Momentan schaut Europa entgeistert auf die Medienreform in Polen. Die rechtskonservative Regierung will die Intendanten des öffentlich-rechtlichen Rundfunks künftig direkt bestimmen und den Rundfunkrat als Kontrollgremium entmachten. Kritiker sehen einen massiven Eingriff in die Unabhängigkeit der Berichterstattung.
Wie unabhängig Europas öffentlich-rechtliche Sender sind, ist dabei durchaus diskutabel. Stichwort: Italien während den Berlusconi-Jahren. Die britische konservative Regierung Cameron schießt sich seit ihrem Wahlsieg im vergangenen Jahr weiter munter auf die BBC ein, auch in Frankreich ist es mit der Staatsferne der öffentlich-rechtlichen Medien so eine Sache. Das relativiert die Vorgänge in Polen nicht, sondern zeigt, dass auch in anderen EU-Staaten nicht alles in bester Ordnung ist. Gemeinsame Standards, an die sich die Mitglieder verbindlich halten müssten, wären bitter nötig.
Relativ unbemerkt hat vor allem Spaniens konservative Regierung unter Ministerpräsident Rajoy den öffentlich-rechtlichen Rundfunk an die Kette gelegt. Seine Regierung kassierte 2012 kurz nach ihrem Antritt die Medienreform ihrer Vorgänger. Die Sozialisten hatten 2006 mit der Unsitte Schluss gemacht, dass die Regierungspartei in Spanien den Intendanten des öffentlich-rechtliche RTVE mit einfacher Parlamentsmehrheit bestimmen konnte. Für die Intendantenwahl war stattdessen nun eine Zweidrittelmehrheit nötig, Regierung und Opposition mussten also einen gemeinsamen Kandidaten finden. Die Konservativen sorgten für die komplette Rolle rückwärts.
Die kritische Begleitung der Regierung durch den öffentlich-rechtlichen Sender bleibt dabei auf der Strecke und das RTVE-Programm verkommt immer mehr zur Hofberichterstattung. Die linke Protestpartei Podemos findet kaum statt, auch Kataloniens Unabhängigkeitsbewegung bekommt wenig Platz eingeräumt. Das Spaniens Konservative keine großen Freunde des öffentlich-rechtlichen Rundfunks sind, zeigten sie schon in den Regionen – in Valencia schlossen sie 2013 die regionale Sendeanstalt ganz, in Madrid musste ein Großteil der Mitarbeiter gehen.
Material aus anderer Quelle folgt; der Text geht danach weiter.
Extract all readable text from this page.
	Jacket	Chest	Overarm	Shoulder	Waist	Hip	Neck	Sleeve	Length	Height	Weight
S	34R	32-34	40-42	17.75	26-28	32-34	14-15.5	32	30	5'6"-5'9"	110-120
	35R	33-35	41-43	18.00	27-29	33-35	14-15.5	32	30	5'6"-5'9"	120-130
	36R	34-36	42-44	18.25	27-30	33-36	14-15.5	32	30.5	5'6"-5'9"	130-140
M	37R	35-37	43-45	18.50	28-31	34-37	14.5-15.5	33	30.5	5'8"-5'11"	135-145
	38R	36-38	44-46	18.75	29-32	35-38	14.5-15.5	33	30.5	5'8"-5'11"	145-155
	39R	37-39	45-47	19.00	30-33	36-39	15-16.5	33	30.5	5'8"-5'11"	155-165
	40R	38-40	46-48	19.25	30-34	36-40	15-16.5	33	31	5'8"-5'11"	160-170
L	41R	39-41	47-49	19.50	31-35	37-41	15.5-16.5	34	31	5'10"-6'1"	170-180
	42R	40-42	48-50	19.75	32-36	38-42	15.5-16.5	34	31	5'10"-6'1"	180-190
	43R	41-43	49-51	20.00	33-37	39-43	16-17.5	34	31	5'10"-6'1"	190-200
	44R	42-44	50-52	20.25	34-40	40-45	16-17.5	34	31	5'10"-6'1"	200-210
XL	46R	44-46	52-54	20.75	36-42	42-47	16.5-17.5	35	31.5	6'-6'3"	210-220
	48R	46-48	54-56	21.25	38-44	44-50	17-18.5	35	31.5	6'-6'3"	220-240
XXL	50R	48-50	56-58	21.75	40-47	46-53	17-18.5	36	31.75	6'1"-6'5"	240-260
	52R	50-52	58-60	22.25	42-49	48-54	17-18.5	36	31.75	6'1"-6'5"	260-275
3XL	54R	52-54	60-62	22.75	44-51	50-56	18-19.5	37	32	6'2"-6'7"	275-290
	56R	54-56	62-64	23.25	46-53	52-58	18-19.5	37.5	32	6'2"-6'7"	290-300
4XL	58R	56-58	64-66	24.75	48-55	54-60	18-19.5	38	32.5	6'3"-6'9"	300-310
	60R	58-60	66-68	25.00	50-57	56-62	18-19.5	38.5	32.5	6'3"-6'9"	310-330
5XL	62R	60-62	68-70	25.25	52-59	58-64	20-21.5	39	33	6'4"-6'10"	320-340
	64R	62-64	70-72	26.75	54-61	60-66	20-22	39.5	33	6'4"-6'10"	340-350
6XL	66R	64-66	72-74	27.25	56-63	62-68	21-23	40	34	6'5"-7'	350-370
Im Rundfunkrat von RTVE, dem Kontrollgremium, sitzen zudem nur Politiker und er untersteht dem Medienministerium. Unabhängig sieht anders aus. Kritik von der Europäischen Union mussten sich die Spanier kaum anhören. Nicht geschadet dürfte dabei haben, dass die regierende Volkspartei gemeinsam mit CDU/CSU in der EVP-Fraktion im Europäischen Parlament sitzt.
Auch am größten privaten Akteur in Spanien, der Mediengruppe PRISA, häuft sich Kritik. Es gibt es immer wieder Berichte von Journalisten, dass die unabhängige Berichterstattung nicht immer uneingeschränkt möglich ist. Die hochverschuldete PRISA gehört mittlerweile zahlreichen Gesellschaftern – neben der Gründerfamilie sind das diverse Hedgefonds, spanische Großbanken, eine katarische Investmentgruppe, ein mexikanischer Unternehmer und der spanischen Telekommunikationsriese Telefónica, der zum Jahresende bekanntgab seine Anteile weiter erhöhen zu wollen. Wie die „New York Times“ berichtet, wurden in PRISA-Zeitungen wie „El Pais“ Artikel, die sich kritisch mit Telefónica oder Katar auseinandersetzten, intern abgeschwächt oder geändert. Spaniens Medienunternehmen haben sich während den Boomjahren im Expansionsrausch hoch verschuldet und ächzen nun unter der hohen Schuldenlast.
PRISA ist eine der führenden Radiogruppen Spaniens – zu ihr zählen Cadena SER, Maxima FM, M80 Radio, Radiolé, Cadena Dial, Ke Buena Madrid 103,9 und Los 40 Principales. Das katalanische Ona FM hat PRISA hingegen 2015 eingestellt, seit 2012 war es allerdings nur noch ein Dauermusikformat. Ona FM wurde am 26. Februar 2015 durch Cadena SER Catalunya, die katalanischsprachige Variante von Cadena SER, ersetzt.
Die Gruppe ist auch im Nachbarland Portugal und in zahlreichen Ländern Lateinamerikas von Mexiko bis Chile aktiv.